But C++ does not have a stable ABI and your Horovod may not be compiled with the same ABI as the MXNet binary wheel. Could this be the source of the crash? Have you tried reproducing this when building Horovod in the same container as used for building the binary wheels?

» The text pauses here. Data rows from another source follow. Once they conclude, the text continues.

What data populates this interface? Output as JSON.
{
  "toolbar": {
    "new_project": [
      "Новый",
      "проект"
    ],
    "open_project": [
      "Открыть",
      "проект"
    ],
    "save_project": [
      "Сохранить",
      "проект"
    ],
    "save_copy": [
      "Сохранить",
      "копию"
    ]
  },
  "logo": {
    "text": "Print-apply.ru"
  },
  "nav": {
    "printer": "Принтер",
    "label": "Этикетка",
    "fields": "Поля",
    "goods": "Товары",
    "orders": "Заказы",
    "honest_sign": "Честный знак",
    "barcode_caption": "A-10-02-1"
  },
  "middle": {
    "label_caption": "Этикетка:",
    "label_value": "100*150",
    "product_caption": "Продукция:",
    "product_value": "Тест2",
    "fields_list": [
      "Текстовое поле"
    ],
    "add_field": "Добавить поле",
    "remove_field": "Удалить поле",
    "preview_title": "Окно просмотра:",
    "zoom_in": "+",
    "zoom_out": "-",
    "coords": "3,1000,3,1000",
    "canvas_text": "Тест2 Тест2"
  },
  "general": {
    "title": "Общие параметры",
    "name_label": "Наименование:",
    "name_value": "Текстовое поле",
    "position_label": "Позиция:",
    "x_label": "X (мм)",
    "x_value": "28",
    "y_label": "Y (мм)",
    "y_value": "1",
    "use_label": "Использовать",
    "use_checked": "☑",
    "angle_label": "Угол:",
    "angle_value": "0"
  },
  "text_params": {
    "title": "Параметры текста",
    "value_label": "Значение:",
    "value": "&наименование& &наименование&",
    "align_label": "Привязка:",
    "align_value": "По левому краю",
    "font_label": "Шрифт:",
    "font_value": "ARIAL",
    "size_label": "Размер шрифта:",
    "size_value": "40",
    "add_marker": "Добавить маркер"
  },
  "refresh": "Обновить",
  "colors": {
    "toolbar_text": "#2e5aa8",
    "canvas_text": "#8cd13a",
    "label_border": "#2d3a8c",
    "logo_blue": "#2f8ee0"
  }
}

I tried the following steps to compile in the container and it works fine. I think we can conclude that there is an ABI mismatch between the compiler used in the gcc7 provided by CentOS7 https://www.softwarecollections.org/en/scls/rhscl/devtoolset-7/ and the compiler you used in AL2.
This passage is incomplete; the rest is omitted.